The two primary forms of transthyretin amyloidosis are hereditary transthyretin amyloidosis (hATTR) and wild-type transthyretin amyloidosis. Familial Amyloid Polyneuropathy (FAP) and Familial Amyloid Cardiomyopathy (FACM) are two subtypes of hATTR (FAC). The heart is mostly affected by the wild type variation (ATTRwt).


Transthyretin amyloidosis is caused by the liver producing transthyretin, which forms dimers and then monomers. Amyloid fibrils, which are deposited in organs including the heart, neurological system, gastrointestinal tract, and kidneys, are formed when monomers aggregate to create amyloid fibrils. FAP is a kind of hereditary transthyretin amyloidosis, with the Val30Met variation of Transthyretin being the most prevalent cause (TTR). The symptoms of familial amyloid polyneuropathy appear when the patient reaches the age of 30, however it can appear as early as 20 years old or as late as 80 years old. The symptoms of peripheral neuropathy and autonomic neuropathy are different based on their location. If excess amyloid protein begins to build up in nerves, the symptoms may worsen.
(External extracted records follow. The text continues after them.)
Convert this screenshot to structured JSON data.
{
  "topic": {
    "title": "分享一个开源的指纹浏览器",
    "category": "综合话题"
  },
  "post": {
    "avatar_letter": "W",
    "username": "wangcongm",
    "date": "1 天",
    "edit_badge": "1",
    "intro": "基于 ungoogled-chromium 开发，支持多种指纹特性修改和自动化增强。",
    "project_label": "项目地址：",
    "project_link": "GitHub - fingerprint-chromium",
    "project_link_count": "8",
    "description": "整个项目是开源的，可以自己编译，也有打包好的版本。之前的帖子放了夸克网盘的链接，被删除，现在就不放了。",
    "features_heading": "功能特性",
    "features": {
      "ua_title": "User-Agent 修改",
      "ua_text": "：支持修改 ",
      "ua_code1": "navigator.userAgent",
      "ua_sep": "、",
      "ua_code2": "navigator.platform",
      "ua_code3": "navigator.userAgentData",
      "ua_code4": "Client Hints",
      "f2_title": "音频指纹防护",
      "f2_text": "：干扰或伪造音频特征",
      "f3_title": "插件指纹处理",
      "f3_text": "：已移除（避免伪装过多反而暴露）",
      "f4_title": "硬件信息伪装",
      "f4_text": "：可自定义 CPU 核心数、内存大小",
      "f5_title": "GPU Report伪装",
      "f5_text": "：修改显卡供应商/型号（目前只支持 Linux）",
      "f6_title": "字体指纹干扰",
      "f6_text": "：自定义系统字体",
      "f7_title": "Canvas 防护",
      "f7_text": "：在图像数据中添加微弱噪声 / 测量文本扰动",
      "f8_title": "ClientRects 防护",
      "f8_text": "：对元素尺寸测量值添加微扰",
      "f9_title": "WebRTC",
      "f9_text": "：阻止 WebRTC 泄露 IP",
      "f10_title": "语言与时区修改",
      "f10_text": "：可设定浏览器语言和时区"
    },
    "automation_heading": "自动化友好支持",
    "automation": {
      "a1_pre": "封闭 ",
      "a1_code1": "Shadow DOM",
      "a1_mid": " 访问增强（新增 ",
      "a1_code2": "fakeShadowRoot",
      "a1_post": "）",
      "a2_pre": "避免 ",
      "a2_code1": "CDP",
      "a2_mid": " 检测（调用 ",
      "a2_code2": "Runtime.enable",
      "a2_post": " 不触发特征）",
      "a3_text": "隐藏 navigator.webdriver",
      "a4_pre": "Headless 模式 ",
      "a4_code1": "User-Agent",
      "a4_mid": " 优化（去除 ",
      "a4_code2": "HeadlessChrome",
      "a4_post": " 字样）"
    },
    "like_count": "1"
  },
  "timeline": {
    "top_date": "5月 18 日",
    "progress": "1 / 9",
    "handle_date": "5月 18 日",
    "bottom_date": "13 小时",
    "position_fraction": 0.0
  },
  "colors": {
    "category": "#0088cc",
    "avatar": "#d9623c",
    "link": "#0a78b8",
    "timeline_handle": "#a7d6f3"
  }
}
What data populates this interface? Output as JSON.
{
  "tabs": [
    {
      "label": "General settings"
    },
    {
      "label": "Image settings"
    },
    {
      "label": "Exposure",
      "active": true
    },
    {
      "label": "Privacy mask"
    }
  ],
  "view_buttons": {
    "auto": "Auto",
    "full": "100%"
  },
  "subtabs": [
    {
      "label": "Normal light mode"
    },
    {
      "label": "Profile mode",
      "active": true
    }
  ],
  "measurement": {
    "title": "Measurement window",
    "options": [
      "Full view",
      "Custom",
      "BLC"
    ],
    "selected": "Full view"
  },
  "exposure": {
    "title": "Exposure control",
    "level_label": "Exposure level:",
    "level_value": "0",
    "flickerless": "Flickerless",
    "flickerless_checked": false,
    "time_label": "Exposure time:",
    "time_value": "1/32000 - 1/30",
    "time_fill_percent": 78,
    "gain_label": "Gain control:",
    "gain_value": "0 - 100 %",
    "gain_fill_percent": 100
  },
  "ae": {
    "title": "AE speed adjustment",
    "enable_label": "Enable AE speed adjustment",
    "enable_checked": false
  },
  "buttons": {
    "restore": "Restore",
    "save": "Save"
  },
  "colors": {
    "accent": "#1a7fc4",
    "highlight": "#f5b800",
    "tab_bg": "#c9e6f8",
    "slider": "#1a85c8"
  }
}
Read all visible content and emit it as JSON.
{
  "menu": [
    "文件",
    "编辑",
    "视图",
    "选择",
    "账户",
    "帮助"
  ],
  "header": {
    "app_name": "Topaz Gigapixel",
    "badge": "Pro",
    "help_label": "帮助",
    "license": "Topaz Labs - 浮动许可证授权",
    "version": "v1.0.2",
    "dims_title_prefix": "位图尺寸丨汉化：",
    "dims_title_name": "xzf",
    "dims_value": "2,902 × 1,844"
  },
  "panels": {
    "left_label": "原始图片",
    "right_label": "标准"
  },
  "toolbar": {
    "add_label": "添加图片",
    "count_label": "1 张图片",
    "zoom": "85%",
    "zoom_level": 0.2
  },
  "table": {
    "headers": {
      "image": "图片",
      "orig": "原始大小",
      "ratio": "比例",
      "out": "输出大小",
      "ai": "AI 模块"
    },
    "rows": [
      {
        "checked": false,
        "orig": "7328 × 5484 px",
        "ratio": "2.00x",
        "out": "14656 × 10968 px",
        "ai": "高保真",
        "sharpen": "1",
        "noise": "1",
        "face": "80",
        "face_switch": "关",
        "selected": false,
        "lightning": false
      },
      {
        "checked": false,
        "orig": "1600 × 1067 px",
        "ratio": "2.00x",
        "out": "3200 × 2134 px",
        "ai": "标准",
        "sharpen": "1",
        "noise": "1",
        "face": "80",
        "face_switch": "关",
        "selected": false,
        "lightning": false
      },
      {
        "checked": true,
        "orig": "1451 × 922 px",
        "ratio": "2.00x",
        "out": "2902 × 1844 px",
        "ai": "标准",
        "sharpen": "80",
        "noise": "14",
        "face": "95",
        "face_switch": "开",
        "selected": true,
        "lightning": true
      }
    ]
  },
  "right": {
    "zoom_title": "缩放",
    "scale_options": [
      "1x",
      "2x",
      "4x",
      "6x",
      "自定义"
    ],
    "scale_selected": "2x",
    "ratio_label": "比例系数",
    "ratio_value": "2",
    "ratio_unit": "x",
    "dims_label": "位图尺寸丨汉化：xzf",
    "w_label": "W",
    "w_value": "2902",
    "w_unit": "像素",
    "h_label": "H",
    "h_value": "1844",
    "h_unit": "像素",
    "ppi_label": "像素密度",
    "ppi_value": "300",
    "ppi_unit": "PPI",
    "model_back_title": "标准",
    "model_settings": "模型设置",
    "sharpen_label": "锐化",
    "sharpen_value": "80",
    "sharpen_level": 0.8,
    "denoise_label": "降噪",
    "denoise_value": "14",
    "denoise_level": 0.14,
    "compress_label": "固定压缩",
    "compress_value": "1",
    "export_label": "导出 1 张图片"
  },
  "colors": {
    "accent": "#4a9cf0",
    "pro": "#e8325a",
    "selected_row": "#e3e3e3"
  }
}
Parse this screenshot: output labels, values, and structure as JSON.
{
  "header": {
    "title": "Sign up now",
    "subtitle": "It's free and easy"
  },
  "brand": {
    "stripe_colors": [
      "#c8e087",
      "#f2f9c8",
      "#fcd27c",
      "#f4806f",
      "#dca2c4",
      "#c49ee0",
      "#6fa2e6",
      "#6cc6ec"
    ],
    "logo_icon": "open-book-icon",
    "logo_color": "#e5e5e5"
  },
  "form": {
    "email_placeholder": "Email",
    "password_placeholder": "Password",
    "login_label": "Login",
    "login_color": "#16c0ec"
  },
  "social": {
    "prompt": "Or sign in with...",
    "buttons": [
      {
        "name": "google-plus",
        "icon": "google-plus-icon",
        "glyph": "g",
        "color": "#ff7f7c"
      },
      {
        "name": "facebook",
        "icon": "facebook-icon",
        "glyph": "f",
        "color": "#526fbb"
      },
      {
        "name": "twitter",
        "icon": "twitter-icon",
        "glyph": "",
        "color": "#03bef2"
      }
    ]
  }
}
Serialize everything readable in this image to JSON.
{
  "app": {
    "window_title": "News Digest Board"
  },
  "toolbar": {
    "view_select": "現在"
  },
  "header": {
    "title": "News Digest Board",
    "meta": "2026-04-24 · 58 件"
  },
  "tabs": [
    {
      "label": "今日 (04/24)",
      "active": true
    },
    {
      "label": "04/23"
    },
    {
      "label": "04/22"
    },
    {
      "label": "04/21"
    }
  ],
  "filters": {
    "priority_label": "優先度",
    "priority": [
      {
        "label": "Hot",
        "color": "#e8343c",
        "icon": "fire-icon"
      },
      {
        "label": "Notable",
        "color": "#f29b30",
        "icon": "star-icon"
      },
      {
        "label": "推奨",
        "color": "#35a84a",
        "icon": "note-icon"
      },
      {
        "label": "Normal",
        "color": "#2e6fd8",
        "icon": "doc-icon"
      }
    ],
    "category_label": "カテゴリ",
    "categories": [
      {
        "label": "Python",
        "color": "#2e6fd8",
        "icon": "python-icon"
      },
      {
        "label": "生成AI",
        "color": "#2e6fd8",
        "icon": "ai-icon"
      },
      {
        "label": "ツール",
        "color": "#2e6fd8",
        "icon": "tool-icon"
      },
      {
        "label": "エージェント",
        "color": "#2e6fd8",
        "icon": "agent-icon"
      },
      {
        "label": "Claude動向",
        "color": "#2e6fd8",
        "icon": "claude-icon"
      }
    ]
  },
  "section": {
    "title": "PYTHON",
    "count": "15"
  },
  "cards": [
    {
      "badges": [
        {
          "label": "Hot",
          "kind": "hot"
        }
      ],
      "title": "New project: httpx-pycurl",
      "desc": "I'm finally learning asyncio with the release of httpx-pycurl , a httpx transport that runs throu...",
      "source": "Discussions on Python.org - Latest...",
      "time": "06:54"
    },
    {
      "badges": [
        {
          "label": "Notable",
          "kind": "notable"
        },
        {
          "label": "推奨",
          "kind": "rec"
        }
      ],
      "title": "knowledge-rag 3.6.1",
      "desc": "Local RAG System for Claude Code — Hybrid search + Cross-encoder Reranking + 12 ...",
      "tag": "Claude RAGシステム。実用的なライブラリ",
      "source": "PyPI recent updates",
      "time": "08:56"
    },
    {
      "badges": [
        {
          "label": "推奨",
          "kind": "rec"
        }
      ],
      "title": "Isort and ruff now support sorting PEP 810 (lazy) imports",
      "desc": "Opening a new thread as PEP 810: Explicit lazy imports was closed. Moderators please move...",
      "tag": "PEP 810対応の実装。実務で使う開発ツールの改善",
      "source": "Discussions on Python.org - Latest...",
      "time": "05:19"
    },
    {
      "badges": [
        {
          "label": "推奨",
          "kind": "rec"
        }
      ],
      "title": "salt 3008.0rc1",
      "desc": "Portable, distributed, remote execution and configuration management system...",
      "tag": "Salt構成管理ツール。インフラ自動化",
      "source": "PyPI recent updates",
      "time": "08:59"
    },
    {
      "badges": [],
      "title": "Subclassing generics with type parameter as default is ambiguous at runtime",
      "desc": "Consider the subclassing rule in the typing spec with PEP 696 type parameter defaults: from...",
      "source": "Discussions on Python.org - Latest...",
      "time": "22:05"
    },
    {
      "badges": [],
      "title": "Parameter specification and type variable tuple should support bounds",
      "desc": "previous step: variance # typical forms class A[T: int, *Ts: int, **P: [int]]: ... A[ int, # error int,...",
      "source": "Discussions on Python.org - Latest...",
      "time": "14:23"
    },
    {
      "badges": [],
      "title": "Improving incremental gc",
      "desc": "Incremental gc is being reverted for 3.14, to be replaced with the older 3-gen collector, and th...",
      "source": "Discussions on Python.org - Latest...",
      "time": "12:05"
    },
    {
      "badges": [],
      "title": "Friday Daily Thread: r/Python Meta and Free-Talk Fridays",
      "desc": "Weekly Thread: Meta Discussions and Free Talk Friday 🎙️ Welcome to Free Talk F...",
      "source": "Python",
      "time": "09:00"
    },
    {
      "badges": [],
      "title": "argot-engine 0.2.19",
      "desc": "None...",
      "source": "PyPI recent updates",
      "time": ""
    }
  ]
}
Transthyretin amyloidosis treatment with a novel therapy will play a significant role in driving the market growth

For example, Alnylam Pharmaceuticals, Inc. gained FDA clearance in August 2018 for its ONPATTRO (patisiran) lipid complex injectable, an RNA interference (RNAi) therapy, which is intended for the treatment of polyneuropathy in adults with hereditary transthyretin-mediated amyloidosis. The European Commission (EC) granted Ionis Pharmaceuticals, Inc. and Akcea Therapeutics, Inc. marketing authorization clearance for their medication TEGSEDI (inotersen) for the treatment of stage 1 or stage 2 polyneuropathy in adult patients with hereditary transthyretin amyloidosis in July 2018.